Emerging CAR T-cell therapies have shown high remission rates in patients with hematologic malignancies. Despite the success of these novel immunotherapies, multiple adverse effects are associated with CAR T-cell infusions. Cytokine release syndrome (CRS) is one of the most common CAR T cell-associated toxicities and results from the rapid elevation of inflammatory cytokines, which can be life threatening. CRS is commonly managed in the clinic with anti-IL-6R antibodies and glucocorticoids. While efficacious, these treatments address CRS only after it has initiated; therefore, alternative therapeutic strategies preventing CRS onset remain an urgent need. Using cytokine profiling arrays, we identified that secreted granulocyte macrophage colony stimulating factor (GM-CSF) contributes to CRS, since elevated GM-CSF levels promote macrophage-dependent secretion of key CRS biomarkers including MCP-1, IL-6, and IL-8. Modulation of GM-CSF levels either via genetic engineering of CAR T-cells using TALEN® technology or via neutralizing-antibodies resulted in a marked reduction of macrophage-dependent release of CRS-associated cytokines, while preserving antitumor activity.

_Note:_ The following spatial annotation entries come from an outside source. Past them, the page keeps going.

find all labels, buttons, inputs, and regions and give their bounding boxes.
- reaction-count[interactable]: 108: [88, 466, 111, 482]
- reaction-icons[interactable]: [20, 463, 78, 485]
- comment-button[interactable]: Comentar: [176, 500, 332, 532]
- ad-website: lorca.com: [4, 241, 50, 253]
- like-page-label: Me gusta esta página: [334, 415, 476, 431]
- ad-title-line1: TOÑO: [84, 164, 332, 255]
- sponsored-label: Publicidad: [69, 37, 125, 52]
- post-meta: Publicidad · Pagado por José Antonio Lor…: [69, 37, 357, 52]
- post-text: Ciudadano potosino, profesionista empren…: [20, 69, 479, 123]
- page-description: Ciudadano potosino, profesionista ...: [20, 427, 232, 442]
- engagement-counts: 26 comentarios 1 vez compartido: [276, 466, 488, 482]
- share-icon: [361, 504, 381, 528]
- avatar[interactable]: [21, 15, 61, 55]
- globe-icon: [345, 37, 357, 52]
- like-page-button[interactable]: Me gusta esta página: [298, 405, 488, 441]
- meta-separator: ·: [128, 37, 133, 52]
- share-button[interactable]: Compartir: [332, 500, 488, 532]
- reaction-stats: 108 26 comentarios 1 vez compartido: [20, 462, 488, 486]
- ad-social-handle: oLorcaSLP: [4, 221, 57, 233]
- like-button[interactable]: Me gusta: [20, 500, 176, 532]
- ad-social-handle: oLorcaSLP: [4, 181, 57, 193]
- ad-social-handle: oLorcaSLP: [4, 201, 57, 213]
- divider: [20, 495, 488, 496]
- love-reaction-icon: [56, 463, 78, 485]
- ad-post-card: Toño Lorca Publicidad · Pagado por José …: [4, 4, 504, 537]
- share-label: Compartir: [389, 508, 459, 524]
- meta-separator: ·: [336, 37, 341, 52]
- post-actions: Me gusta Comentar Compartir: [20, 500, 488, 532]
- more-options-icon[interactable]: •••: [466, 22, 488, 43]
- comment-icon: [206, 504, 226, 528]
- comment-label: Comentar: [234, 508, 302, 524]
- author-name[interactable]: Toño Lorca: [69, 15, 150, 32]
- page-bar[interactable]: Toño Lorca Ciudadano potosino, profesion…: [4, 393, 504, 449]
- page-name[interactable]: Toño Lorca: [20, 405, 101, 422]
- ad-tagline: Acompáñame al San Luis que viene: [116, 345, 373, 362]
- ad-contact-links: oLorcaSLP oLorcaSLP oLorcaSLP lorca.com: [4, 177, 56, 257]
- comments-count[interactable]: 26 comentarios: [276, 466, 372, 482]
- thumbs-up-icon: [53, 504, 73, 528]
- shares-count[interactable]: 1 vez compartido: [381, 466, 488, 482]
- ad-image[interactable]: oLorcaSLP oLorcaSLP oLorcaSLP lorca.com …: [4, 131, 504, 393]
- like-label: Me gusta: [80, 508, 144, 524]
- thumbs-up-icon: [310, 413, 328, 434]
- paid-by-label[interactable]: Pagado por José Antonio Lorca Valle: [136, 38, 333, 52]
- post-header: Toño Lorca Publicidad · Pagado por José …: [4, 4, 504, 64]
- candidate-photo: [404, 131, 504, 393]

Our work proposes a novel therapeutic strategy to improve the overall safety of CAR T-cell therapies in cancer patients by using GM-CSF knockout CAR T cells. Citation Format: Mohit Sachdeva, Beatriz Aranda-Orgilles, Philippe Duchateau, Laurent Poirot, Julien Valton. GM-CSF modulation restricts the secretion of main cytokines associated with CAR T-cell induced cytokine release syndrome [abstract]. In: Proceedings of the AACR Special Conference on Tumor Immunology and Immunotherapy; 2019 Nov 17-20; Boston, MA. Philadelphia (PA): AACR; Cancer Immunol Res 2020;8(3 Suppl):Abstract nr A60.